The rest of the instructions don't even matter so much for this discussion, just comparing idiv to imul is bad enough.
Division is actually relatively cheap on modern CPUs, it used to be several hundred clock cycles.
To Op:
Those tricks aren't really necessary in games any more. Much of the old school optimizations with regards to divsion had to do with perspective division and clipping, both of which are either implemented in hardware or handled in optimized code in the API already.
You'd be better off learning the graphics API and the implications of certain features in drivers and hardware (using proper lock flags for dynamic vertex buffers, putting vertex buffers in the proper memory location, alignment and padding, batching and minimizing API calls and state changes, vertex transform cache coherency, etc.)

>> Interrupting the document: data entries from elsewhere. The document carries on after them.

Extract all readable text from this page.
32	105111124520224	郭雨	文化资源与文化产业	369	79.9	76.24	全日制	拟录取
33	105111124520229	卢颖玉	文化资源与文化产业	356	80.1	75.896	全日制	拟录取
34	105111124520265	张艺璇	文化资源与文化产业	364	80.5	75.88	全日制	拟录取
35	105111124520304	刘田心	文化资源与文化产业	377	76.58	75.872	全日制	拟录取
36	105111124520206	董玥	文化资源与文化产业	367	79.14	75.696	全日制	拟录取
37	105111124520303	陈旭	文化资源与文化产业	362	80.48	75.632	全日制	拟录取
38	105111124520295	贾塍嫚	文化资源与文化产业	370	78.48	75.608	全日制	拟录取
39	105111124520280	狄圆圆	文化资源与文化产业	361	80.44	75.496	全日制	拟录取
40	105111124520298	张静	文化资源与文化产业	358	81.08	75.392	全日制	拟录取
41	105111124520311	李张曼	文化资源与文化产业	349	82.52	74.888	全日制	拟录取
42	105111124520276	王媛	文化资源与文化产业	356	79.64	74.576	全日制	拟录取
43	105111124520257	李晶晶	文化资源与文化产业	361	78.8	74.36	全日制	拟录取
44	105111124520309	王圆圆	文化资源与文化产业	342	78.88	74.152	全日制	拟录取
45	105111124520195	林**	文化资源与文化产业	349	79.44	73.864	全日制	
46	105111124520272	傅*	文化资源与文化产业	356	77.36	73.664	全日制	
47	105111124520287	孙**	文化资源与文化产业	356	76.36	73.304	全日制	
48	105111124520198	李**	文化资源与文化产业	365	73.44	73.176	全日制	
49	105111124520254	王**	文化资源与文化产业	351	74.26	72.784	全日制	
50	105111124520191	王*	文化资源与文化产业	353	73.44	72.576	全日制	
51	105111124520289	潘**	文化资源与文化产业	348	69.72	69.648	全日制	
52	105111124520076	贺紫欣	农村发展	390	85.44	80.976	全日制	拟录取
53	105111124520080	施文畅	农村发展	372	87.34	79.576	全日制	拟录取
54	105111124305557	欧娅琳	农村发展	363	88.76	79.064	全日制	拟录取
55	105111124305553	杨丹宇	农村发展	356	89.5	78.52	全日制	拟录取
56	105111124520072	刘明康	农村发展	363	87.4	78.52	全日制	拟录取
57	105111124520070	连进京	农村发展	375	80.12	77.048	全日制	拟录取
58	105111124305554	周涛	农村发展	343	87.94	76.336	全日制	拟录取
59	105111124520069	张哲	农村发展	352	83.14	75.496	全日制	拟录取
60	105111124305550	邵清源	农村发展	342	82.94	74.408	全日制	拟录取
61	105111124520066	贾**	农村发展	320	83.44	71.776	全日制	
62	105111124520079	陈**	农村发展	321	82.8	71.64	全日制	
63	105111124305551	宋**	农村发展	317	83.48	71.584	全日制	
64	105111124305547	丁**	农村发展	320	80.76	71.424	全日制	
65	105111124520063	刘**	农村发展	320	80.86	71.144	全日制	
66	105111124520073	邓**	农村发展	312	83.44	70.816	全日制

Not to say that if you have extensive divides in loops that run 1000s of iterations isn't going to save some time with optimizations, but the kinds of mission critical make or break stuff you are thinking of from the Doom/Quake days are over for the most part. We don't use sin/cos tables, fixed point math, and avoid division like the plague these days.
Unrolling loops can also be more harm then good with today's disparity between CPU and memory speed, as it makes inefficient use of the CPUs caches and branch prediction hardware. Rather than unrolling loops, you'd be better off learning about underlying cache operation and know concepts such as:
-performing dummy reads on data[j+1] at the start of your loop before you work on data[j] to prime caches concurrently.
-priming loops the right way in such a way in C that you let the CPU know the likely outcome of the majority of your loop's results to purposely leverage accurate branch prediction, etc.
-anything you can do to 'hint' to the CPU what you want, all of which can be done in ordinary C just by rearranging a few lines.
-decoupling code and data so code is re-entrant (state of the data being operated on is saved in the data and independent of any function iteration) and independent of other thread results and thread safe so you can leverage multi threading on modern multi core CPUs with minimum or no synchronization
-take advantage of asynchronous hardware operation and decouple the CPU from other hardware via pipelining to exploit hardware parallelism. submit frame n before you start working on frame n+1, don't ever wait for anything to finish except during a major synchronization event where you expect everything to be nearly done anyway.
-not mixing integer and floating point math inadvertently or purposefully casting so much such that the C runtime ftoi is called which changes the rounding mode on the FPU and stalls the FPU each time.
Time and profile your code before you waste time 'optimizing' For any kind of gaming, with a modernly fast CPU and graphics card, you'll probably find that most of your time is wasted in inefficient API calls, especially synchronous flushes where you idle the CPU pending completion of the graphics call, and long complex shaders. Always profile before and after any supposed optimizations to see if you've made it better or worse or if it's even an area worth wasting further time.